NASA Invites Media to Upcoming Space Station Cargo Launch
WASHINGTON: Media accreditation now is open for the launch of the next SpaceX delivery of supplies and equipment, including science investigations, to the International Space Station, currently targeted for no earlier than April.A Dragon cargo spacecraft, previously flown on SpaceX's eighth commercial resupply mission to the station for NASA, will launch on a Falcon 9 rocket from Space Launch Complex 40 at Cape Canaveral Air Force Station (CCAFS) in Florida.
Media prelaunch and launch activities will take place at CCAFS and NASA's neighboring Kennedy Space Center. Credentialing deadlines are as follows:
International media without U.S. citizenship must apply by 4:30 p.m. EST Thursday, March 1, for access to CCAFS or 4:30 p.m. Monday, March 19, for access to Kennedy media activities only.
U.S. media must apply by 4:30 p.m. Friday, March 23.
All media accreditation requests should be submitted online at:
Highlights of space station research that will be facilitated by Dragon's arrival are:
The Atmosphere-Space Interactions Monitor, an Earth observatory that will study severe thunderstorms and their role in the Earth's atmosphere and climate.
An investigation that seeks to better understand how the lack of gravity affects a process used to produce high-performance products from metal powders. This research could lead to improved manufacturing techniques.
Continuing research on growing food in space, as the Veggie Passive Orbital Nutrient Delivery System experiment tests a new way to deliver nutrients to plants.
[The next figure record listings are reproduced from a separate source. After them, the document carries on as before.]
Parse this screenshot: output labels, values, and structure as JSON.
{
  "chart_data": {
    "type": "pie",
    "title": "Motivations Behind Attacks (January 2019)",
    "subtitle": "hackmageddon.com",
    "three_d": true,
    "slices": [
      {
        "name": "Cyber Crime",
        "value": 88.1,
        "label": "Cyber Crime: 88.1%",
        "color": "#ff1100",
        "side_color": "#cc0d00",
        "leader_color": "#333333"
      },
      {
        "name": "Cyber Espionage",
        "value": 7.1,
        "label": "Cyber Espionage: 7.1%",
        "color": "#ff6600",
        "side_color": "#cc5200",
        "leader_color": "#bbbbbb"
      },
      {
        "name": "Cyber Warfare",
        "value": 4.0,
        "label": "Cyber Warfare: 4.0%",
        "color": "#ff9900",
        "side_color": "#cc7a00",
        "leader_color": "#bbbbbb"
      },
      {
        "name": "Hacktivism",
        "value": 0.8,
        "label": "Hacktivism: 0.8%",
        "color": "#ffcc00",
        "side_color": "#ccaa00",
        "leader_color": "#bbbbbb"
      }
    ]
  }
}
Among the cargo that will enable National Laboratory research, which is managed by the Center for the Advancement of Science in Space, is a platform that will enable testing of materials, coatings, and components in the harsh environment of space, and investigations into the process of antibiotic release and technology for the evaluation of drug safety and effectiveness.
This is the 14th SpaceX mission under NASA's Commercial Resupply Services contract.
The International Space Station is a convergence of science, technology and human innovation that demonstrates new technologies and makes research breakthroughs not possible on Earth. The space station has been occupied continuously since November 2000. In that time, more than 220 people and a variety of international and commercial spacecraft have visited the orbiting laboratory. The space station remains the springboard to NASA's next great leap in exploration, including future missions to the Moon and eventually to Mars.